Until we as human beings can stop judging others by vilifying them for their differences whether those differences are of color, of sexual orientation, political loyalties, religious affiliations, economic status, liberal or conservative choice; until we can stop buying in to conspiracy theories and false propaganda; until we can re-engage our children by turning off the television or putting down our cell phones or taking time out of our “busy” schedules and sit down and have a meal together; until we can make who we are more important than what we do; until we can instill discipline and not punishment; until we can hold each other accountable, especially our children, and redirect them toward what is important instead of making them small for making mistakes; until we can stop hating …until then, we will live this nightmare. Marianne Williamson said it so simply, “This is not a gun problem, this is a parenting problem.”

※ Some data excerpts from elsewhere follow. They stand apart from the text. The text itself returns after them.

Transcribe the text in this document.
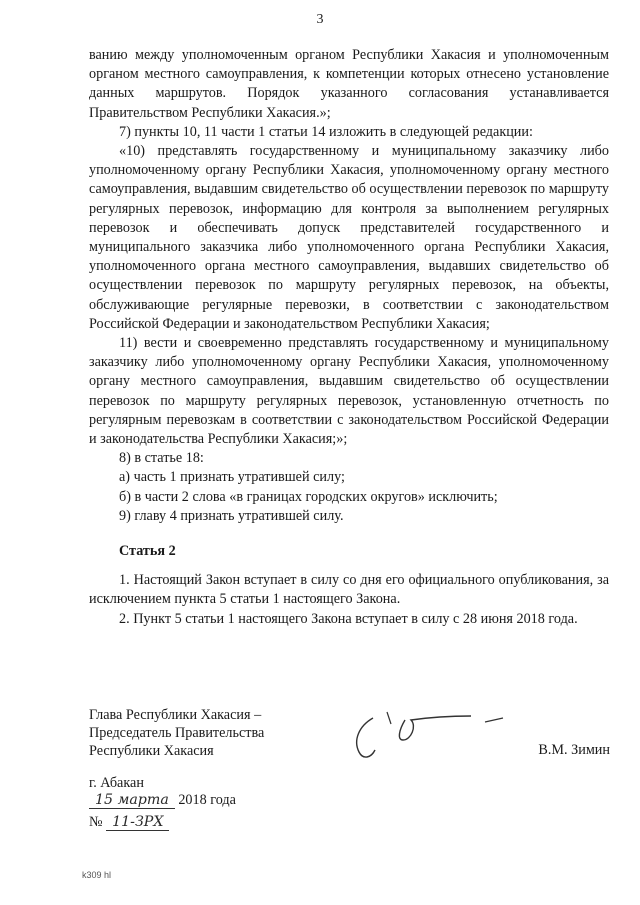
3

ванию между уполномоченным органом Республики Хакасия и уполномоченным органом местного самоуправления, к компетенции которых отнесено установление данных маршрутов. Порядок указанного согласования устанавливается Правительством Республики Хакасия.»;

7) пункты 10, 11 части 1 статьи 14 изложить в следующей редакции:

«10) представлять государственному и муниципальному заказчику либо уполномоченному органу Республики Хакасия, уполномоченному органу местного самоуправления, выдавшим свидетельство об осуществлении перевозок по маршруту регулярных перевозок, информацию для контроля за выполнением регулярных перевозок и обеспечивать допуск представителей государственного и муниципального заказчика либо уполномоченного органа Республики Хакасия, уполномоченного органа местного самоуправления, выдавших свидетельство об осуществлении перевозок по маршруту регулярных перевозок, на объекты, обслуживающие регулярные перевозки, в соответствии с законодательством Российской Федерации и законодательством Республики Хакасия;

11) вести и своевременно представлять государственному и муниципальному заказчику либо уполномоченному органу Республики Хакасия, уполномоченному органу местного самоуправления, выдавшим свидетельство об осуществлении перевозок по маршруту регулярных перевозок, установленную отчетность по регулярным перевозкам в соответствии с законодательством Российской Федерации и законодательства Республики Хакасия;»;

8) в статье 18:

а) часть 1 признать утратившей силу;

б) в части 2 слова «в границах городских округов» исключить;

9) главу 4 признать утратившей силу.

Статья 2

1. Настоящий Закон вступает в силу со дня его официального опубликования, за исключением пункта 5 статьи 1 настоящего Закона.

2. Пункт 5 статьи 1 настоящего Закона вступает в силу с 28 июня 2018 года.

Глава Республики Хакасия –
Председатель Правительства
Республики Хакасия	В.М. Зимин
г. Абакан
15 марта 2018 года
№ 11-ЗРХ
k309 hl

The world is teaching all of us, every single day, the damaging effect of individual prejudice and self-imposed ignorance. Prejudice is just another way of being “right” and making others “wrong.” We all need to pay attention to the Great Teacher of Experience – this is not someone else’s problem. This is personal. Transformation begins with each one of us. Whatever authorities discover beneath the tragedy of the Connecticut massacre will not bring us peace. The only way peace will come is when each person puts away their own virtual gun and chooses kindness toward all. The Prince of Peace, whose birthday we celebrate, asked us to do that…to love our neighbor in spite of his or her differences. Yes, be an advocate for gun control. More importantly, be an advocate for tolerance and peace toward all. It’s time to put a stop to the madness.